As often happens, as I’ve sure you’ve noticed, when Tom Biscardi is alerted to the fact that someone else is getting publicity for Bigfoot in a specific part of the country, his ears perk up. Biscardi has announced he will be coming to West Virginia next weekend to get his own media coverage.
If it wasn’t so silly and sad, today’s Charleston Daily Mail article might be entertaining.
A local country singer Kris Allen (is this the same one who has been on “American Idol”) ~ who definitely is interested in new publicity for his own 15-year-old sighting ~ “has persuaded Bigfoot tracker Tom Biscardi to bring a team to West Virginia next Friday in hopes of getting film proof of Bigfoot creatures. Biscardi says it will be a filming of a filming, actually, because a film crew from California-based Golden Leaf Pictures has been following Biscardi’s pursuits around the country with the intention, Biscardi says, of producing a 3-D film about him and Bigfoot next spring. A phone message and e-mail to Golden Leaf received no response,” says the Charleston Daily Mail.
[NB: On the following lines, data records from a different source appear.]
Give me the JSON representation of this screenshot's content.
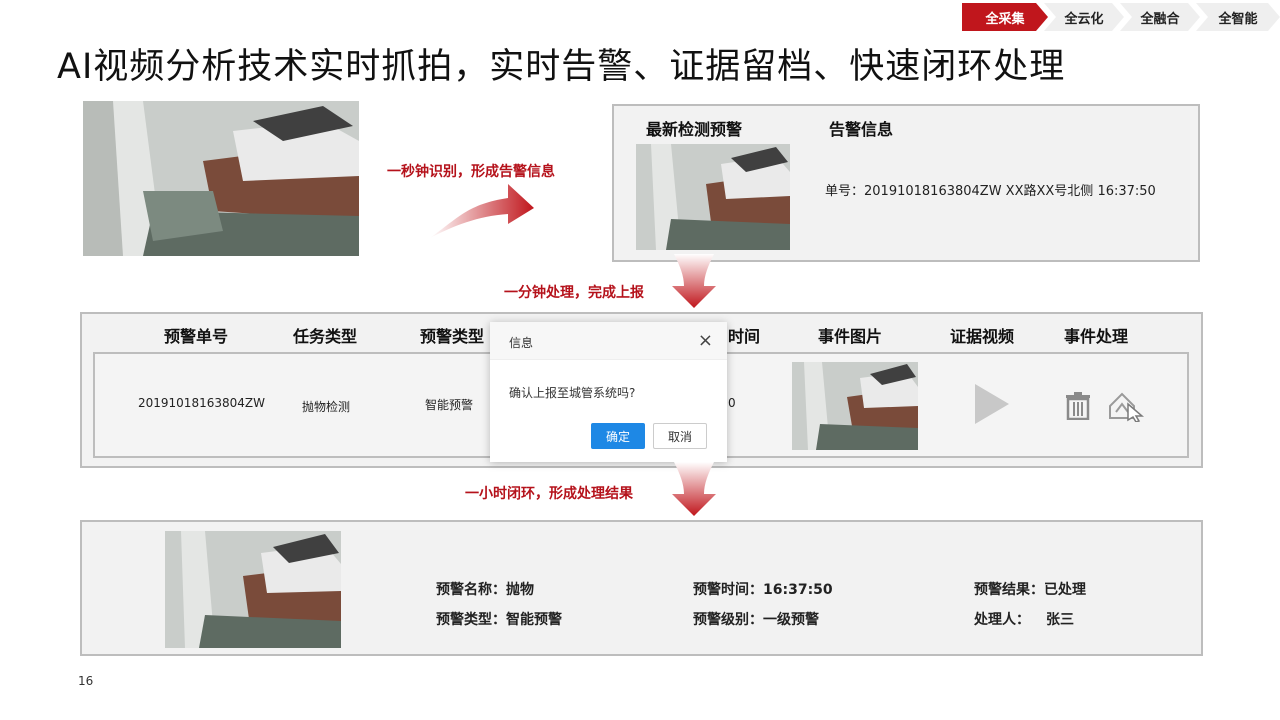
{
  "crumbs": [
    {
      "label": "全采集",
      "active": true
    },
    {
      "label": "全云化",
      "active": false
    },
    {
      "label": "全融合",
      "active": false
    },
    {
      "label": "全智能",
      "active": false
    }
  ],
  "title": "AI视频分析技术实时抓拍，实时告警、证据留档、快速闭环处理",
  "step1_label": "一秒钟识别，形成告警信息",
  "step2_label": "一分钟处理，完成上报",
  "step3_label": "一小时闭环，形成处理结果",
  "alert_panel": {
    "latest_heading": "最新检测预警",
    "info_heading": "告警信息",
    "info_text": "单号：20191018163804ZW    XX路XX号北侧    16:37:50"
  },
  "table": {
    "headers": [
      "预警单号",
      "任务类型",
      "预警类型",
      "时间",
      "事件图片",
      "证据视频",
      "事件处理"
    ],
    "row": {
      "order_no": "20191018163804ZW",
      "task_type": "抛物检测",
      "alert_type": "智能预警",
      "time_fragment": "0"
    }
  },
  "dialog": {
    "title": "信息",
    "close": "×",
    "message": "确认上报至城管系统吗?",
    "ok": "确定",
    "cancel": "取消"
  },
  "result": {
    "name": "预警名称：抛物",
    "type": "预警类型：智能预警",
    "time": "预警时间：16:37:50",
    "level": "预警级别：一级预警",
    "outcome": "预警结果：已处理",
    "handler_label": "处理人：",
    "handler_name": "张三"
  },
  "page_number": "16",
  "colors": {
    "accent": "#c0161c",
    "step_text": "#b5121b",
    "ok_button": "#1e88e5"
  }
}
Then comes the comedy. The newspaper notes:
Some contend Biscardi has been at the middle of several Bigfoot hoaxes, a contention Biscardi tosses off.
“You know what? That’s OK. People need to talk,” Biscardi said. “There’s one real Bigfoot hunter and that’s Tom Biscardi and his team. When you’re at the top of the heap, you’re going to have imitators. The proof is in the pudding of my work – that’s the key.”
For those with short memories, Biscardi “stretched” reality during his infamous “Bigfoot Friday” news gathering about the Georgia-Bigfoot-In-Ice last August 15, 2008. That turned out to be a hoax.
How long is Biscardi going to be in West Virginia?
The Charleston Daily Mail answers that question: “Biscardi could be here as long as three days, but says he often knows within 24 hours if it’s a ‘hot area.’”
That seems just about the right amount of time to hold another news conference.
Of course, Biscardi could make more money off Bigfoot with a slight change in his focus.
Half a billion dollars in sales are made every October in “haunted houses” and “haunted tours” around the USA, according to National Public Radio this morning. Perhaps we’ll see a “Bigfoot haunted house” run by Tom Biscardi in Las Vegas, next Halloween 2010?